The return code or exit status is the way scripts/commands have to communicate how execution went. A value of 0 usually means everything went OK; anything different from 0 means an error occurred.

Exit codes can be used to conditionally execute commands using && and ||. Commands can also be separated within the same line using a semicolon ;.
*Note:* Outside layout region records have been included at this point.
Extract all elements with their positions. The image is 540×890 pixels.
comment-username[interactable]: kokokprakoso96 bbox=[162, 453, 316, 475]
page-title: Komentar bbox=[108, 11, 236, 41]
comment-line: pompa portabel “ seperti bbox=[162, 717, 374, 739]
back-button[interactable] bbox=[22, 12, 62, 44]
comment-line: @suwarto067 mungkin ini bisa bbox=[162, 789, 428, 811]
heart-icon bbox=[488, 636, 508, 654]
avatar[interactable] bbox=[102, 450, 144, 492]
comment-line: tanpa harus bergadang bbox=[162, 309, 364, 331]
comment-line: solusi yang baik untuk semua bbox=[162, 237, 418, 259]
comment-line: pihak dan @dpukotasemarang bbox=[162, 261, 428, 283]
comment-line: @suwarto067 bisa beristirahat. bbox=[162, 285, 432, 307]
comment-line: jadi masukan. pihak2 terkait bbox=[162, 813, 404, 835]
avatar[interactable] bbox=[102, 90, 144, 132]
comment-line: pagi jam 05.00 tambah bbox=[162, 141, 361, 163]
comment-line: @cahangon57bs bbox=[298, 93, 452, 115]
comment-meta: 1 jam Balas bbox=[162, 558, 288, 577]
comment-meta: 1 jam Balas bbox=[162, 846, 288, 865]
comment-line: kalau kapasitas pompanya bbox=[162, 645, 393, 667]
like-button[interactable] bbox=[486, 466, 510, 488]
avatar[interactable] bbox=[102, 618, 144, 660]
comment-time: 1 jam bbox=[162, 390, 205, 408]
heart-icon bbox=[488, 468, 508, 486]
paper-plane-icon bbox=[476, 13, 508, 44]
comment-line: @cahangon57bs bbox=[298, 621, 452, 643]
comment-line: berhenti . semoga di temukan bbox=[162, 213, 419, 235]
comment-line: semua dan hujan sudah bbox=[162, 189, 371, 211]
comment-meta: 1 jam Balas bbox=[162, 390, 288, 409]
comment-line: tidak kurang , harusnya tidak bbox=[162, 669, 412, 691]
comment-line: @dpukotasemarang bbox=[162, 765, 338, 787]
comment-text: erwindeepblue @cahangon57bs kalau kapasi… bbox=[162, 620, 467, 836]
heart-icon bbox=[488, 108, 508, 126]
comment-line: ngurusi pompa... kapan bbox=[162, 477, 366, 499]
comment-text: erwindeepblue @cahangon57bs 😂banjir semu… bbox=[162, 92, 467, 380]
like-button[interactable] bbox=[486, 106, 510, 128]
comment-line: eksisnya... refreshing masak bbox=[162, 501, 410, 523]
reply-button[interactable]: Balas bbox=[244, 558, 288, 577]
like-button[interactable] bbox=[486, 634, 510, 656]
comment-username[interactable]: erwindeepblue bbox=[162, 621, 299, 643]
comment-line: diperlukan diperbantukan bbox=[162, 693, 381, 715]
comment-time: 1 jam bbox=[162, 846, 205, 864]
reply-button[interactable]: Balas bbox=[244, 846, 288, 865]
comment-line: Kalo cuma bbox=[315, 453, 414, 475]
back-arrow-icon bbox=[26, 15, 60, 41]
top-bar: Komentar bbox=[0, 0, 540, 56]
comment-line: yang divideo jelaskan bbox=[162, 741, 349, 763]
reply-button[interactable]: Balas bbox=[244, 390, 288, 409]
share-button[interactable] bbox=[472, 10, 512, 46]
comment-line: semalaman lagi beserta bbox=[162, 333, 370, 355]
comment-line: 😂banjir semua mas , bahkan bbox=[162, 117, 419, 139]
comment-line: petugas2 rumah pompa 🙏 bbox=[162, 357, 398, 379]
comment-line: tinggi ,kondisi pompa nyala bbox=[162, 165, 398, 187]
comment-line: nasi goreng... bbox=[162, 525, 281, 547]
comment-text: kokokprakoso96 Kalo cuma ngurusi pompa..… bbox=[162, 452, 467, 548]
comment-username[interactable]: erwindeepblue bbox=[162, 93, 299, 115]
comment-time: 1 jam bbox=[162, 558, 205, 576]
false || echo "Oops, fail"
# Oops, fail

true || echo "Will not be printed"
#

true && echo "Things went well"
# Things went well

false && echo "Will not be printed"
#

true ; echo "This will always run"
# This will always run

false ; echo "This will always run"
# This will always run

Command Substitution

Whenever you place $( CMD ) it will execute CMD, get the output of the command and substitute it in place

Control Flow

#!/bin/bash

echo "Starting program at $(date)" # Date will be substituted

echo "Running program $0 with $# arguments with pid $$"

for file in "$@"; do
    grep foobar "$file" > /dev/null 2> /dev/null
    # When pattern is not found, grep has exit status 1
    # We redirect STDOUT and STDERR to a null register since we do not care about them
    if [[ $? -ne 0 ]]; then
        echo "File $file does not have any foobar, adding one"
        echo "# foobar" >> "$file"
    fi
done

Execute

chmod +x example.sh
./example.sh [param]

sh example.sh [param]

shell functions vs. scripts

• Functions have to be in the same language as the shell, while scripts can be written in any language. This is why including a shebang for scripts is important.
• Functions are loaded once when their definition is read. Scripts are loaded every time they are executed. This makes functions slightly faster to load, but whenever you change them you will have to reload their definition.
• Functions are executed in the current shell environment whereas scripts execute in their own process. Thus, functions can modify environment variables, e.g. change your current directory, whereas scripts can't. Environment variables which have been exported using export are passed by value to scripts.
• As with any programming language, functions are a powerful construct to achieve modularity, code reuse, and clarity of shell code. Often shell scripts will include their own function definitions.

Job Control

Shell is using a UNIX communication mechanism called a signal to communicate information to the process When a process receives a signal it stops its execution, deals with the signal and potentially changes the flow of execution based on the information that the signal delivered. For this reason, signals are software interrupts.